The transition into the dead state specifies what is dead. In the dead state, water and ions are to a large extent liberated and exist as free water and free ions, with a large entropy gain (more disorganization). In death, the proteins enter an internally neutralized alpha-helix or beta-sheet state. As already mentioned, there is no corresponding concept of what is living and what is not living in the membrane-pump theory.
There is a third state, which is uniquely different from either the dead state or the cooperative RESTING living state and it is called the cooperative ACTIVE living state. This is INDUCED by the adsorption of certain electron DONATING cardinal adsorbents or electron WITHDRAWING cardinal adsorbents onto so-called CARDINAL SITES on protein molecules (receptor sites).
In 1957, Dr. Ling described the result of a theoretical model in which selectivity for K + and for Na + could be REVERSED, as in the nerve or muscle action potential. This phenomenon was found to be a result from a difference in the electron density (or c-value).
At low electron density and a relatively low c-value the cell water is structured, potassium is adsorbed onto alpha and gamma carboxyl sites, and K+ is preferred over Na+ in the structured cell water.

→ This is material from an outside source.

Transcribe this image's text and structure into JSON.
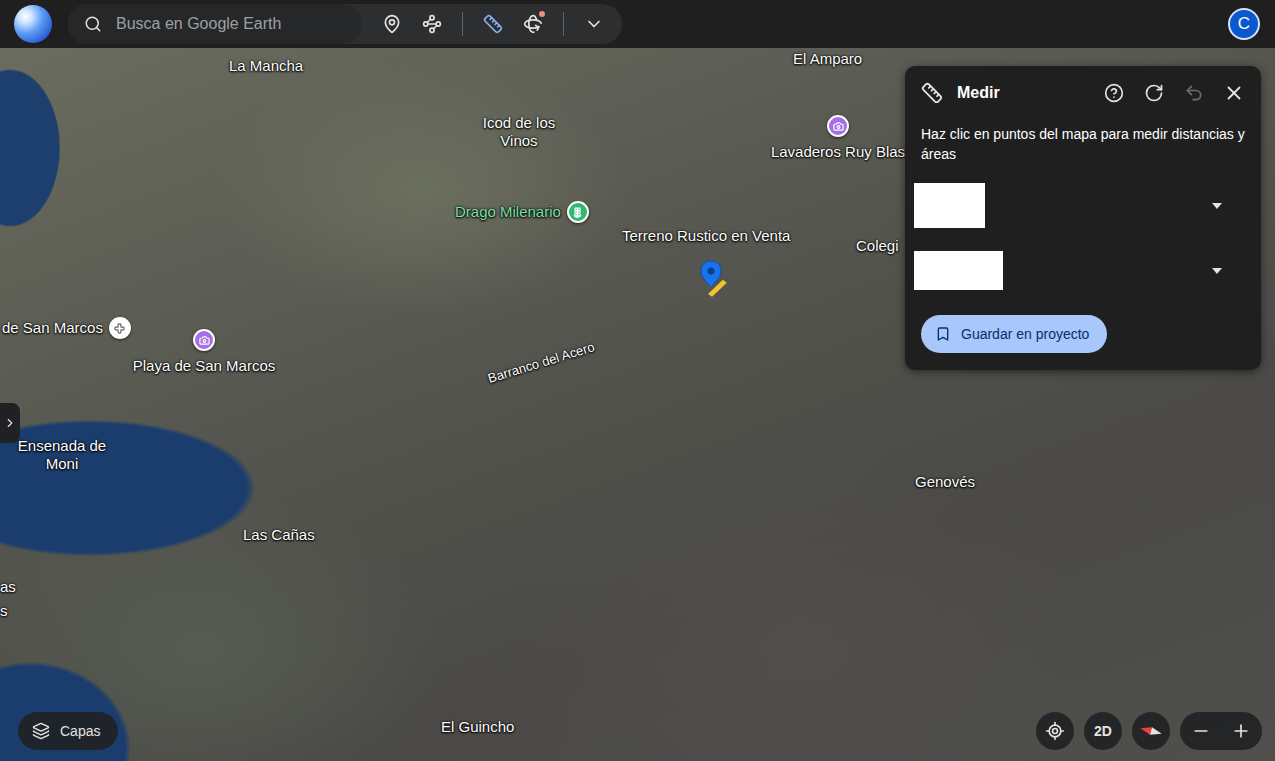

In contrast at a relatively high c-value This ion selectivity is reversed and Na+ is preferred over K+. The reason for this is there is a loss of structured water intervening between the negatively-charged carboxyl groups and the Na+ ions.
With the loss of structured water, caused by a relatively high c-value, sodium ions are therefore allowed to travel down their concentration gradient (of being 10 times more concentrated outside the cell than inside) and to travel down their electrical gradient to enter the the unstructured cell water, thus reversing the potassium and sodium concentrations.